Other than pharmacologic treatment, endoscopic intervention plays a major role in patients with recurrent GI bleeding. Endoscopic sclerotherapy, band ligation, or laser photocoagulation are commonly used in adult patients with vascular malformations. Although endoscopic examinations are also commonly used in patients during childhood or infancy, polypectomy, sclerotherapy, band ligation, and laser photocoagulation are not often used compared to patients in adolescence or adulthood. Polyps in pediatric patients are not uncommon; however, most of them are benign without lasting sequelae, and they carry no long-term risk of malignancy. In fact, most polyps do not require removal. Polypectomy via endoscopy may not be advisable in pediatric patients compared to adult patients.
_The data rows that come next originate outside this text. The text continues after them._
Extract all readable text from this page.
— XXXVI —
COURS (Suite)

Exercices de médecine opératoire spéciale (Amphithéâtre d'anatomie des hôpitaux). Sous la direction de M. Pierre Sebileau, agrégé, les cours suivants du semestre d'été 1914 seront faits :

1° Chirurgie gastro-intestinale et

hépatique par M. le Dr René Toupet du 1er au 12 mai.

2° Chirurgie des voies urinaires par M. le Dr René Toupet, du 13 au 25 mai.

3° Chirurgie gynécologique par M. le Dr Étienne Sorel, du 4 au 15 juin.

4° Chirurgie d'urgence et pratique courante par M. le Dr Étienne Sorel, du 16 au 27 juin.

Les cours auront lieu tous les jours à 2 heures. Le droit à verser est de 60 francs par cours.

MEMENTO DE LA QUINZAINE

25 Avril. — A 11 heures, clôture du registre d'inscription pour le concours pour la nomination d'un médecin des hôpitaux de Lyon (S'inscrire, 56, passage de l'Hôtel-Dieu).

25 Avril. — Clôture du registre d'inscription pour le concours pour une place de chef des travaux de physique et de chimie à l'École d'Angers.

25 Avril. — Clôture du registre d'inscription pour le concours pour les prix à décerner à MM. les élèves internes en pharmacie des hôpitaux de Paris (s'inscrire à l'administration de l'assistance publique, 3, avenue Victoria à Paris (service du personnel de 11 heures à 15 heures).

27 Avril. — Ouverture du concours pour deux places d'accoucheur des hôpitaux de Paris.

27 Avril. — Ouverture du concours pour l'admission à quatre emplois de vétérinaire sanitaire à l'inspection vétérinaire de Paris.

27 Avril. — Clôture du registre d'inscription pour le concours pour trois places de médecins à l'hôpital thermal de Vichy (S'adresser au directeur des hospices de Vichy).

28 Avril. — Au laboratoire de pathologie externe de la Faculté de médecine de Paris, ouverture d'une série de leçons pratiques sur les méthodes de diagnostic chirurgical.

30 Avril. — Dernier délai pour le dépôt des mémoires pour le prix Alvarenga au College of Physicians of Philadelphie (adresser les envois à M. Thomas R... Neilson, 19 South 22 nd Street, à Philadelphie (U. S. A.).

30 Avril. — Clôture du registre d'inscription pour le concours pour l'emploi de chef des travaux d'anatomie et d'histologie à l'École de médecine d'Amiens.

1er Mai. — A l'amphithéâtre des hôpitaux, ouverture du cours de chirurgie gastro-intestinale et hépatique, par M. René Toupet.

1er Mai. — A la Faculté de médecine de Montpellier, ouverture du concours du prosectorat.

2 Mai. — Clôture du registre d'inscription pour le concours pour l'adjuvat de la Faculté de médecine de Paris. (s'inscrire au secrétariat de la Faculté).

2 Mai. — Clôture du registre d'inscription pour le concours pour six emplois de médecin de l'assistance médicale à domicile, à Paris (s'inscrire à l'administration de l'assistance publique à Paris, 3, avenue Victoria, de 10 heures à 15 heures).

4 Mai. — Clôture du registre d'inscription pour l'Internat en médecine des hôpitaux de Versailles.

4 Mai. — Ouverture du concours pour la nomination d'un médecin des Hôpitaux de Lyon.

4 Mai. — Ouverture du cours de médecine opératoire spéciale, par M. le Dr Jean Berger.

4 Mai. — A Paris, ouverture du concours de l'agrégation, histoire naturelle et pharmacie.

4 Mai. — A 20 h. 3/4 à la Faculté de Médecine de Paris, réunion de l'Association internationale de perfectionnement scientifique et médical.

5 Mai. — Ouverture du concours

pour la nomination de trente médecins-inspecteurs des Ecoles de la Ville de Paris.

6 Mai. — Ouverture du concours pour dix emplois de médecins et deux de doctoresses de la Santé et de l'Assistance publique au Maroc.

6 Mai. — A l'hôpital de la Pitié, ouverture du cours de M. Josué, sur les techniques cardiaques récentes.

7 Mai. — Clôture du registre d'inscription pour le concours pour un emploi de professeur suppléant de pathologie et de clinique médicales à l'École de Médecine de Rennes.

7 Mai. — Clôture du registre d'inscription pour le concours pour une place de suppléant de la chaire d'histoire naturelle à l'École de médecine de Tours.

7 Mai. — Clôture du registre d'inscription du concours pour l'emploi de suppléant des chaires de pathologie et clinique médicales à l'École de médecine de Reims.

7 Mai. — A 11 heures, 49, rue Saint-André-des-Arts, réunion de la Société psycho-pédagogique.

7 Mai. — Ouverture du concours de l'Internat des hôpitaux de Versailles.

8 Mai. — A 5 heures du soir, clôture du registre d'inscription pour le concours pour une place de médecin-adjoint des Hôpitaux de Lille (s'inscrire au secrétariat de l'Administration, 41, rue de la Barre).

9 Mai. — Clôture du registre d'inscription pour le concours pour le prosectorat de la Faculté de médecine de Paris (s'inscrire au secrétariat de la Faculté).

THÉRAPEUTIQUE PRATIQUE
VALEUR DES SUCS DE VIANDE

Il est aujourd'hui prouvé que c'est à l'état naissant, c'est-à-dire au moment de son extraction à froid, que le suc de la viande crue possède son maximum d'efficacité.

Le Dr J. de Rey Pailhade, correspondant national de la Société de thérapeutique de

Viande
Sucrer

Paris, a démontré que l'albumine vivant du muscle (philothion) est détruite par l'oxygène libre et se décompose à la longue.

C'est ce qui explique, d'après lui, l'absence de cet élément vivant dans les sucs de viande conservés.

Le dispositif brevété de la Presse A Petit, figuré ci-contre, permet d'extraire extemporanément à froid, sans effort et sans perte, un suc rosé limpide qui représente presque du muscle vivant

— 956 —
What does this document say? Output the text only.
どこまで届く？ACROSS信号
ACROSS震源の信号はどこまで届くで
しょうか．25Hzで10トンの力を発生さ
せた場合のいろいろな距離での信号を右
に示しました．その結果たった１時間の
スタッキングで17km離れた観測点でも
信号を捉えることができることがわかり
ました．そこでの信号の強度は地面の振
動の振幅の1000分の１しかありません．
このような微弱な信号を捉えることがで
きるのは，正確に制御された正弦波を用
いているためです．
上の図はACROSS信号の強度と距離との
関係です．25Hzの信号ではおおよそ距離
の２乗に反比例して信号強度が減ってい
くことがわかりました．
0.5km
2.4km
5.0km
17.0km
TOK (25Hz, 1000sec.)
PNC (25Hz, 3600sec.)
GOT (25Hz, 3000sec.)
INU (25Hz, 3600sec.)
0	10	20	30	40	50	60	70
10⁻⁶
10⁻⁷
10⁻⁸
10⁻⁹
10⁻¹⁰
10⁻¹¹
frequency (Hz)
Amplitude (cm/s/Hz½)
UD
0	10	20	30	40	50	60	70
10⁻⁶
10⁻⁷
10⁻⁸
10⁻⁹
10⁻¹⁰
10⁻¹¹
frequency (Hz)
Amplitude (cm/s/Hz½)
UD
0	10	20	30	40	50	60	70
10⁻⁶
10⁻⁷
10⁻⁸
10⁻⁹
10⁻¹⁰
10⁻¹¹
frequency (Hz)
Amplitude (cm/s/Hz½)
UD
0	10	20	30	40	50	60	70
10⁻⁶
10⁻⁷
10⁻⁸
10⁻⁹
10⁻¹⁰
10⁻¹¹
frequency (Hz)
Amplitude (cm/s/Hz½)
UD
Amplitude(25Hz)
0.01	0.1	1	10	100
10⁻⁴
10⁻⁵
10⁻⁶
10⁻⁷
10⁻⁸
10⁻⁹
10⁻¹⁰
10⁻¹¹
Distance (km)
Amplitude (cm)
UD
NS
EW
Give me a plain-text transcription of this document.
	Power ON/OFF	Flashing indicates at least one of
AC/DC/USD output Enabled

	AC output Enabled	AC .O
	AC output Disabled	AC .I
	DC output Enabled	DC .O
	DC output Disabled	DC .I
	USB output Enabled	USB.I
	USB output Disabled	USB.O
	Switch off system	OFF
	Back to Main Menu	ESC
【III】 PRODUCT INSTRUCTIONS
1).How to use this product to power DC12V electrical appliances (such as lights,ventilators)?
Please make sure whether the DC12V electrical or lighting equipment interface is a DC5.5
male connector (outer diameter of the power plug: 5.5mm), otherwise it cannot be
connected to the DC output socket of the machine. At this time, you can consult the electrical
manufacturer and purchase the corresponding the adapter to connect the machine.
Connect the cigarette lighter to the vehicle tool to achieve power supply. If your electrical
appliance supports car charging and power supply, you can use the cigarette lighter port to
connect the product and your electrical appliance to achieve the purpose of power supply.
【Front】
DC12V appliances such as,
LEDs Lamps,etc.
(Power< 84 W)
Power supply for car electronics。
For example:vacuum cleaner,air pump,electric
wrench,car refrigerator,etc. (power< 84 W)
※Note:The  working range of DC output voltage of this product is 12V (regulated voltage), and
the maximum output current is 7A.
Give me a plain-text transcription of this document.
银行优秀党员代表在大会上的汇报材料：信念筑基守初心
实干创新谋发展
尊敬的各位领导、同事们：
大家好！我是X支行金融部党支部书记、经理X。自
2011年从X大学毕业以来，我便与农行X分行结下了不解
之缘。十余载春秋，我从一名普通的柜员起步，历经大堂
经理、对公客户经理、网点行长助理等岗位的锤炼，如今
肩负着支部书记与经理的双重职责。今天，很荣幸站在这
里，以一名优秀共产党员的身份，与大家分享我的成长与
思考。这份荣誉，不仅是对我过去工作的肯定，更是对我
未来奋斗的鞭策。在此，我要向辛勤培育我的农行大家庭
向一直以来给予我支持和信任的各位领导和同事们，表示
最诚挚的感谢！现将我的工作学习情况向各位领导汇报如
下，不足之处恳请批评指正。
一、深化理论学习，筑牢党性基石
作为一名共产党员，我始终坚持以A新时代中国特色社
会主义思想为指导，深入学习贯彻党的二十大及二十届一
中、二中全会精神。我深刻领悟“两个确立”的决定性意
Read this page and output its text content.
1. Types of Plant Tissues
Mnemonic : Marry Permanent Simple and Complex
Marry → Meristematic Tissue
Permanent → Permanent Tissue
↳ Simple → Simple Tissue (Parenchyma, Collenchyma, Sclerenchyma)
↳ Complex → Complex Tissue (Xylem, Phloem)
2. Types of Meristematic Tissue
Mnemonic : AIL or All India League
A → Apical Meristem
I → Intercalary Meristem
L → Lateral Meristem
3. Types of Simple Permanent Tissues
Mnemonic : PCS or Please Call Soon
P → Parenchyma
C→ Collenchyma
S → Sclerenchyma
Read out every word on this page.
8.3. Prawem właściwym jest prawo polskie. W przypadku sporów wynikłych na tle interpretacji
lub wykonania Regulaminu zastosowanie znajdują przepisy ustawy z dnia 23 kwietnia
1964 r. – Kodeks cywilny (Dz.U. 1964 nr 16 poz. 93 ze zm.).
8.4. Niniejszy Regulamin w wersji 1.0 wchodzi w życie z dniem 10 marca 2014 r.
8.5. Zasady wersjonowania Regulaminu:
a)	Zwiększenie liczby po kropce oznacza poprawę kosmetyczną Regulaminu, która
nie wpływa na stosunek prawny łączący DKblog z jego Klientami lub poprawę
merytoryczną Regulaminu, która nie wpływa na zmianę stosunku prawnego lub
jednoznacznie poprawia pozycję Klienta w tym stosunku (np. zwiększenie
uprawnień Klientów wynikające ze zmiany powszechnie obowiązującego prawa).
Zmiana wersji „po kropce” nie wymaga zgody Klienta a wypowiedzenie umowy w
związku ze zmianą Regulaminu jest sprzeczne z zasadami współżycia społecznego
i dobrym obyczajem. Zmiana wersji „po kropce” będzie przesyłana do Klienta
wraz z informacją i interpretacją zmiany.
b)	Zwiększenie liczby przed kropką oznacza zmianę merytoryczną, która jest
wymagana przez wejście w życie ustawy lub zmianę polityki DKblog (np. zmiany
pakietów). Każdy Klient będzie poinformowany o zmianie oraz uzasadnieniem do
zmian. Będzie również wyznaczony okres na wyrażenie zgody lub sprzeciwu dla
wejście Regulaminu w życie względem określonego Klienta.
Still, given the increased accessibility and maturity of the pediatric polypectomy technique, endoscopic interventions for lesion removal have become more common than traditional surgical bowel resection in pediatric patients suffering from bleeding and frequent symptomatic anemia. Endoscopic interventions may have fewer complications than traditional surgical procedures. Endoscopic polypectomy, hemoclips, and electrocautery can be used according to the number, size, and depth of polyps. Post-polypectomy bleeding and intestinal perforation have been noted and should be closely monitored. Endoscopists should bear in mind that the thickness of the bowel varies with age; thus, extra care should be taken during polypectomy or photocoagulation in younger patients. Patients with an intestinal perforation after polypectomy require hospitalization, broad-spectrum antibiotic therapy, and potentially surgical intervention. After a discussion with the patient and his family, our endoscopist used hemoclips and argon plasma coagulation after polypectomy. No complete vascular structure was identified in the pathology report on our patient, but this may have been related to the tissue samples that were studied. There were no post-polypectomy complications, such as bleeding or an intestinal perforation, noted in our patient during follow-up.
Apart from monitoring the impact caused by the disease itself on the physiological status of our patient, we monitored the impact of the disease on the patient’s mental health and the extent of interference with daily activities. Long-term quality of life and development are important issues when discussing treatment plans for children. Patients and their caregivers may experience significant stress when facing rare diseases; dealing with a rare disease has a large impact on the whole family. Thus, more help is needed than simply providing medical advice for the disease itself; emotional health and financial problems may require attention. Taking all of these aspects into consideration, long-term and comprehensive follow-up is essential for pediatric patients with BRBNS.